Rule 11 acceptance doesn't put the case in the same category
as the "vast majority of cases" presented to the Court.
JMO, YMMV
You are trying to comment on the Court’s view without knowing what this court will do. In other words, speculation based on a mostly moribund judiciary. You may be accurate on the Court’s view, but it doesn’t matter. What matters is history.
So, you missed the point.
The statement of profound concerns resides in the American population as reflected in pro se filings by brothers from Utah who haven’t given up, rather they soldiered on all the way to the US Supreme Court. What would drive people to this extreme?
The point also resides with the author, Professor of Law Tim Canova, who injects thoughts reflecting the mood of the American people.
This case doesn’t matter so much as what’s driving it. The Brunson Brothers reflect the thoughts, feelings, and concerns of a hundred million others.
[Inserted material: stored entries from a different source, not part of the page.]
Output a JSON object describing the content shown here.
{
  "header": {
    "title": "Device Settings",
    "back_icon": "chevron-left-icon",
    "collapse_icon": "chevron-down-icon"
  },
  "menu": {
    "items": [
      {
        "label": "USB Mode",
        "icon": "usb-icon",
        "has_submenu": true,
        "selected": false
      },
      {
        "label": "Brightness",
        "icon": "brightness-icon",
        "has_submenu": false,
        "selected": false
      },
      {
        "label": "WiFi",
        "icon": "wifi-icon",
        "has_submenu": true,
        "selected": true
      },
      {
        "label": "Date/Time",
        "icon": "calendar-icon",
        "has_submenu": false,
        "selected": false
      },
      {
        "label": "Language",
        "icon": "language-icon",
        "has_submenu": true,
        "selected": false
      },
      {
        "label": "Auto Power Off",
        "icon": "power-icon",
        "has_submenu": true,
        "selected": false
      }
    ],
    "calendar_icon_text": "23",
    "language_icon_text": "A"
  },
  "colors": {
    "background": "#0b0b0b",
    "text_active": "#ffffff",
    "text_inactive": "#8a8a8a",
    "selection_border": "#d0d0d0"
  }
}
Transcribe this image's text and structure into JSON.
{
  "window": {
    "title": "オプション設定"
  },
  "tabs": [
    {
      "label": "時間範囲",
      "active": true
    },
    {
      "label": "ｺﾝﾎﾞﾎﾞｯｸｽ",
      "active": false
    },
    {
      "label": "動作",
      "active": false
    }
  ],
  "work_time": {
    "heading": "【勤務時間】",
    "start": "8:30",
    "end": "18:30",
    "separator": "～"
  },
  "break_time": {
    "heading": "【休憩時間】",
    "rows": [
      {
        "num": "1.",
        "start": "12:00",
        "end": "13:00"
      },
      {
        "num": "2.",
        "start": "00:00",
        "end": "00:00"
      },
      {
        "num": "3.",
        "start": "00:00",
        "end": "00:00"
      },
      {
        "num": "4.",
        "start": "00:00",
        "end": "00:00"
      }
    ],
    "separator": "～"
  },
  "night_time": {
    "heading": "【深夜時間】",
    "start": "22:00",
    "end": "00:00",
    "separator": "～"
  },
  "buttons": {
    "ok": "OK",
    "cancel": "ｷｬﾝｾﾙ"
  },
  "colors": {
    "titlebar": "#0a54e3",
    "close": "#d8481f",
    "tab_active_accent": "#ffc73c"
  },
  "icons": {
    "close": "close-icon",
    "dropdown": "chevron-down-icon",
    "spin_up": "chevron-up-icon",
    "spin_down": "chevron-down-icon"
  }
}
History is a span of thousands of years.
Historical events span decades.
Court cases span months.
This case emerges as a small effect to an enormous historical event.
In light of Madison v. Marbury, I don’t know if a federal judge could ever get his or her mind the notion that the judicial branch can force the legislative or executive branch to take a specific action, or that a federal judge has the power to remove an individual in the legislative or executive branch from government service for failing to act when the law, fairly read, seems to require that action. The Separation of Powers issue just seems to be screaming out, saying: No bleepin’ way a federal judge has that power!
...mind around the notion...
I agree. Rule 11 is definitely not the typical route a case on this aspect of the SCOTUS docket takes to get where it is.
But that doesn’t make it any more likely that the Writ in question will be granted by SCOTUS.
The members of SCOTUS have got to be remembering what happened to Scalia and the demonstrations orchestrated at their homes as they decide about hearing this case.